During our transracial adoption training at Bethany, we were required to watch a lengthy video of several adoptees evaluating their experience being raised by adoptive parents who were of a different ethnicity than their own birth ethnicity.

It was eye opening. Definitely, the common theme was evident – if their adoptive parents did not make an effort to expose them to, educate them in, and celebrate their ethnic origin, it was a double grief to the adopted child. The first grief, I’ve already written about, is grieving the loss of their birth parent and the second grief, in their case, was the loss of their birth culture.

So Bethany had us do an exercise where they gave us different colored beads representing different ethnicities. We had to answer questions like, “What is your pediatricians ethnicity?” “What is the principal’s ethnicity at your child’s school?” “What is the ethnicity of your neighbors on each side of you?” We dropped the appropriate color bead representing that ethnicity to answer the questions.
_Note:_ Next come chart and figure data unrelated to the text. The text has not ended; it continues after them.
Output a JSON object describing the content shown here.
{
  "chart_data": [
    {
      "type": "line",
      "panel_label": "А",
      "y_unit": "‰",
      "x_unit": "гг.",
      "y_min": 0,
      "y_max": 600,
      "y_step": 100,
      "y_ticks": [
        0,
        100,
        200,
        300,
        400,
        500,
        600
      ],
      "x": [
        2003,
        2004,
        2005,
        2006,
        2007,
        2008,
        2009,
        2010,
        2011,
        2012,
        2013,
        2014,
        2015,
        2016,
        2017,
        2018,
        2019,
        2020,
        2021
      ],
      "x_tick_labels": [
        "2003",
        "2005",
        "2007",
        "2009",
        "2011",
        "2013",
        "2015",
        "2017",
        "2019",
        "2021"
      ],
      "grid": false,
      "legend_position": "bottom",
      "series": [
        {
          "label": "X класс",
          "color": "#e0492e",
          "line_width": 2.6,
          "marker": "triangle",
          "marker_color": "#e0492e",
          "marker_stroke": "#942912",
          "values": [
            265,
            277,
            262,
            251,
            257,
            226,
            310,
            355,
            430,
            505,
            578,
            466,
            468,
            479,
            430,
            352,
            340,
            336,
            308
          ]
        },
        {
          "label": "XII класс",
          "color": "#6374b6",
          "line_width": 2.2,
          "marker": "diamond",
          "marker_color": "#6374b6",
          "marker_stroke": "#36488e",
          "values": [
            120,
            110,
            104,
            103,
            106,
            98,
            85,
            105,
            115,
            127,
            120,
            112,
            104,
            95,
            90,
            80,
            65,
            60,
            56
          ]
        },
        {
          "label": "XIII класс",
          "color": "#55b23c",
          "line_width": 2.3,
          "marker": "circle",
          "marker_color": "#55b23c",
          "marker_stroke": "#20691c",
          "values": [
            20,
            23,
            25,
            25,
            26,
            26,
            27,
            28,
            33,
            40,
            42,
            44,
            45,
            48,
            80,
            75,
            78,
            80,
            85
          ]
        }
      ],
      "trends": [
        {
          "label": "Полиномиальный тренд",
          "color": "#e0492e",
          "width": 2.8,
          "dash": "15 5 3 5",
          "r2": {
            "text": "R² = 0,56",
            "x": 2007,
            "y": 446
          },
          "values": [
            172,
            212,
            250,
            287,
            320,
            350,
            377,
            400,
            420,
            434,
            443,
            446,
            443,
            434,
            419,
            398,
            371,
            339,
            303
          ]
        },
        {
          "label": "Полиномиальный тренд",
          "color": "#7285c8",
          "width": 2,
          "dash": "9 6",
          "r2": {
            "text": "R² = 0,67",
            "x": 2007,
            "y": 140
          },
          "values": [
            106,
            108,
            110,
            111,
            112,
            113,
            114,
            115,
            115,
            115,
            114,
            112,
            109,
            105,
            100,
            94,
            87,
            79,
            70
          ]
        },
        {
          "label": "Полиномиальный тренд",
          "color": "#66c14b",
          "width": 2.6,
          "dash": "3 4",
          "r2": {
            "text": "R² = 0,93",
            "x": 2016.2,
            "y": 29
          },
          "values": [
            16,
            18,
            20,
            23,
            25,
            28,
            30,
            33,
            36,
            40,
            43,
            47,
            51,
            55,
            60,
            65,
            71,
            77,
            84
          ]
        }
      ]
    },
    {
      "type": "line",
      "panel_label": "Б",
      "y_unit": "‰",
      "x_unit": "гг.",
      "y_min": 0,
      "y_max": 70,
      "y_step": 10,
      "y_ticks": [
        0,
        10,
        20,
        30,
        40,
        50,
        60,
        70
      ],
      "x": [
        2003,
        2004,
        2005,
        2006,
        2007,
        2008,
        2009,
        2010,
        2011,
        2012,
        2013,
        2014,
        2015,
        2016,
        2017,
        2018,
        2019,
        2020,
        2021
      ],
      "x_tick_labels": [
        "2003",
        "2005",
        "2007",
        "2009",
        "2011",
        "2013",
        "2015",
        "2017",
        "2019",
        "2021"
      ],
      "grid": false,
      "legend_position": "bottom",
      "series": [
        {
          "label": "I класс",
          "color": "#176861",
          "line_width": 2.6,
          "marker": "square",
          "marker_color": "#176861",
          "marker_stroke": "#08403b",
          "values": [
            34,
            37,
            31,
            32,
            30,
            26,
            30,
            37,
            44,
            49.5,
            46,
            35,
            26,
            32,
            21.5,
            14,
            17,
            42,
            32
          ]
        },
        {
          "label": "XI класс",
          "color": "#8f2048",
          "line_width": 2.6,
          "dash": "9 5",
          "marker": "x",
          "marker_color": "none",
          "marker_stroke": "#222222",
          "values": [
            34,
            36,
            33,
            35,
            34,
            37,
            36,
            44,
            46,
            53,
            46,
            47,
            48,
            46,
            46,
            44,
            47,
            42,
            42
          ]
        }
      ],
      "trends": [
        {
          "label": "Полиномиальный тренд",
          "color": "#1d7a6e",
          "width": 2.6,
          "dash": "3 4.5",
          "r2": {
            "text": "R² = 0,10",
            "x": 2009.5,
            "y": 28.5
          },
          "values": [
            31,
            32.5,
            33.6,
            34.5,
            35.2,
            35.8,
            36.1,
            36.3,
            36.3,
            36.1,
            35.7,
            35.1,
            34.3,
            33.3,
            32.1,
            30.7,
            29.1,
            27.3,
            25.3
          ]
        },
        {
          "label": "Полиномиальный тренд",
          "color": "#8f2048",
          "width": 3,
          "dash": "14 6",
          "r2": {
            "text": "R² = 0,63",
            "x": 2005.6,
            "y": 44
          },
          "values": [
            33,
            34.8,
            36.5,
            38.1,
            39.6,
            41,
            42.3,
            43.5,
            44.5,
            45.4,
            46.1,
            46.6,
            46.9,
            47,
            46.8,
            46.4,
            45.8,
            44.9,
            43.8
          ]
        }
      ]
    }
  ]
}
At the end, the point was to reveal how monochromatic (white majority) our lives are if we are not intentionally building relationships and immersing ourselves in a culture other than our own.

They encouraged us to see our family as having a transracial identity. We should not think of ourselves as a white family with a black or bi-racial child. We should think of our whole family taking on our child’s identity in an incarnational way – willingly laying aside our privileges and preferences to identify with our child’s birth culture and history and weaving it into our family’s new identity.

These trainings were meant to make us count the cost of taking on the responsibility of raising our child who is of a different ethnicity. They wanted us to leave their office grieving the loss of our own ethnicity – not because it’s better, although admittedly it is easier – so we could more adequately understand what our child will go through.

And that’s exactly the effect it had on us. We left accepting the fact that although our skin color will not change, collectively as a family, we had to be willing to see ourselves and be seen as the ethnicity of our child. So we knew we needed to prepare to experience racism ourselves for the first time in our lives. My mom already had when she told someone we were pursuing an African American placement. The individual said, “Really?! Well, it will be fine when that child is small, but Matt and Erica just need to be prepared for what that child will become as an adult.”

Blatant racism that minority cultures have been dealing with for decades. May God help us and use our family for his glory and our good and greatest joy!